I would not make such a strong claim.  I simply stated that it
is plausible that AppArmor might have some advantages in some
deployment environments.

The purpose of LSM was to enable multiple different approaches to
security, so that we don't have to fight over the One True Way to
do it.  There might not be one best way for all situations.
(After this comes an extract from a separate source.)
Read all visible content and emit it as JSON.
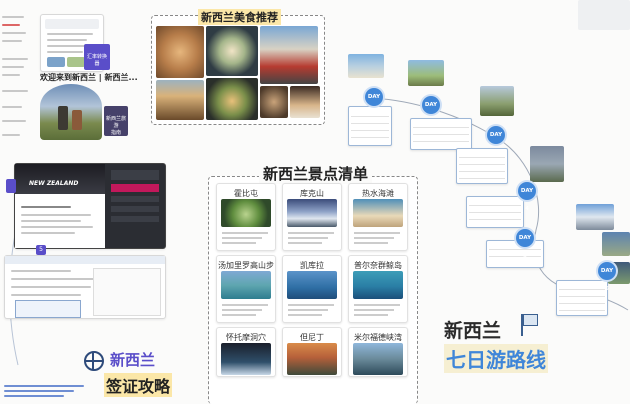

These systems probably have different tradeoffs.  Consequently, it seems
to me that arguing over whether SELinux is superior to AppArmor makes
about as much sense as arguing over whether emacs is superior to vim,
or whether Python is superior to Perl.  The answer is likely to be
"it depends".

It's to be expected that SELinux developers prefer their own system
over AppArmor, or that AppArmor developers prefer AppArmor to SELinux.
(Have you ever seen any new parent who thinks their own baby is ugly?)
SELinux developers are likely to have built a system that addresses
the problems that seem important to them; other systems might set
priorities differently.

I think in this case the best remedy is to let many flowers bloom,
and let the users decide for themselves.